EPMD Strictly Business; Fresh Records/Sleeping Bag Records, 1988
Without major label backing Erick and Parrish made dollars on their late-’80s debut. Joints like “You Gots to Chill” and “I’m Housin’” helped the brothers from Brentwood, Long Island established a healthy fan base. Sure some haters claimed that EPMD sounded like Rakim and that their music was wack, it didn’t matter because 30 days after its release the LP went gold.
2 Live Crew As Nasty As They Wanna Be; Skyywalker Records, 1989
With one of the more fitting album titles in hip-hop history, Luther Campbell and his merry band of perverted MCs packaged sex and sold it a million times over with this LP. Featuring a thong clad cover and raunchy records to boot; As Nasty As They Wanna Be became the soundtrack for strip clubs across the world.
Geto Boys We Can’t Be Stopped; Rap-A-Lot, 1991
Years before Diddy told you that he won’t stop, Houston, Texas’ Geto Boys were already establishing their movement. Fueled by the classic rap single, “Mind Playing tricks on Me,” Willie D., Bushwick Bill and Scarface took CEO J. Prince’s local Rap-A-Lot to the national spotlight. ’Nuff respect due.
Mac Dre Young Black Brotha: The Album; Strictly Business, 1993
The Bay has always stood as the epitome of independent hip-hop hustle; enter Mac Dre. As a pioneer to the hyphy movement, Dre put a number of local Bay area artists on after he established his Thizz Music record label. His 1993 album Young Black Brotha: The Album is the one that started it all.
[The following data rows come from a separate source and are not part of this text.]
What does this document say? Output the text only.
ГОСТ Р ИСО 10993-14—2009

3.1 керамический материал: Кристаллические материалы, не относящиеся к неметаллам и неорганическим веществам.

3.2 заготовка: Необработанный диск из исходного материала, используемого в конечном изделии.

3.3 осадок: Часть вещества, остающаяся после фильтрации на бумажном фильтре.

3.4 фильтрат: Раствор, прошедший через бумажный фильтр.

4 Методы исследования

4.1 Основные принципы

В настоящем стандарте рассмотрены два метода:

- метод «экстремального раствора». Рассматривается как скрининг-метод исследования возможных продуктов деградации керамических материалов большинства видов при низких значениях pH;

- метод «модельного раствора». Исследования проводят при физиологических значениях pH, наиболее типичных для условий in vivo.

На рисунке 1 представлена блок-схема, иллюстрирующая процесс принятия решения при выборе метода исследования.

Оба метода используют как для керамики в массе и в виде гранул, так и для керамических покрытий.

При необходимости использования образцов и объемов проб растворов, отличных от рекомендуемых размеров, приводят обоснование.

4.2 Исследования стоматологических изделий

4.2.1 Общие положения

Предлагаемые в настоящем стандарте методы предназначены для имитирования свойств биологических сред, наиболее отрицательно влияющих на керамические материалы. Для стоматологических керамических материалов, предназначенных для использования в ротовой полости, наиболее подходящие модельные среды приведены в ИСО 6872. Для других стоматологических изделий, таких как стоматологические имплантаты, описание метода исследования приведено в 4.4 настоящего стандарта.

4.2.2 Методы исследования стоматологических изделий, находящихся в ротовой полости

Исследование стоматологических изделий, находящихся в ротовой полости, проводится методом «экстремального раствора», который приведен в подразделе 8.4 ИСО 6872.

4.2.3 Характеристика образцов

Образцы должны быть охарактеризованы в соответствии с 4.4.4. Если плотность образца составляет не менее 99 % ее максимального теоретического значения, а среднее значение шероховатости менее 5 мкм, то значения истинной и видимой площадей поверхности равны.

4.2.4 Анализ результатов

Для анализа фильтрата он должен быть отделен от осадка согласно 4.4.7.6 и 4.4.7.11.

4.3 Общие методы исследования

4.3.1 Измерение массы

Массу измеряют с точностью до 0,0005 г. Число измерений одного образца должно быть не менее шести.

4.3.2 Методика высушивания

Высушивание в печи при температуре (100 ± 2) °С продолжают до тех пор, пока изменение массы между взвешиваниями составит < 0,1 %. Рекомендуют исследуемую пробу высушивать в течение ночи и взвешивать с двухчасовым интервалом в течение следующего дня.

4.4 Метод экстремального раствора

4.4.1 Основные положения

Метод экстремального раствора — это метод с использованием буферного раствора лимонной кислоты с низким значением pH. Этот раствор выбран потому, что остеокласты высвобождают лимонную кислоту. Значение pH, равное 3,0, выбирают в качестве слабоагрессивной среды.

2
Eightball & MJG Comin’ Out Hard; Suave House, 1993
What do you do if the major labels aren’t sending A&Rs and talent scouts to your hometown, well if you’re Memphis, Tennessee representatives Eightball & MJG, then you hook up with Tony Draper’s Suave House Records. With their debut album Comin’ Out Hard Ball and ’G proved that you didn’t have to come out on a major to drop a classic album.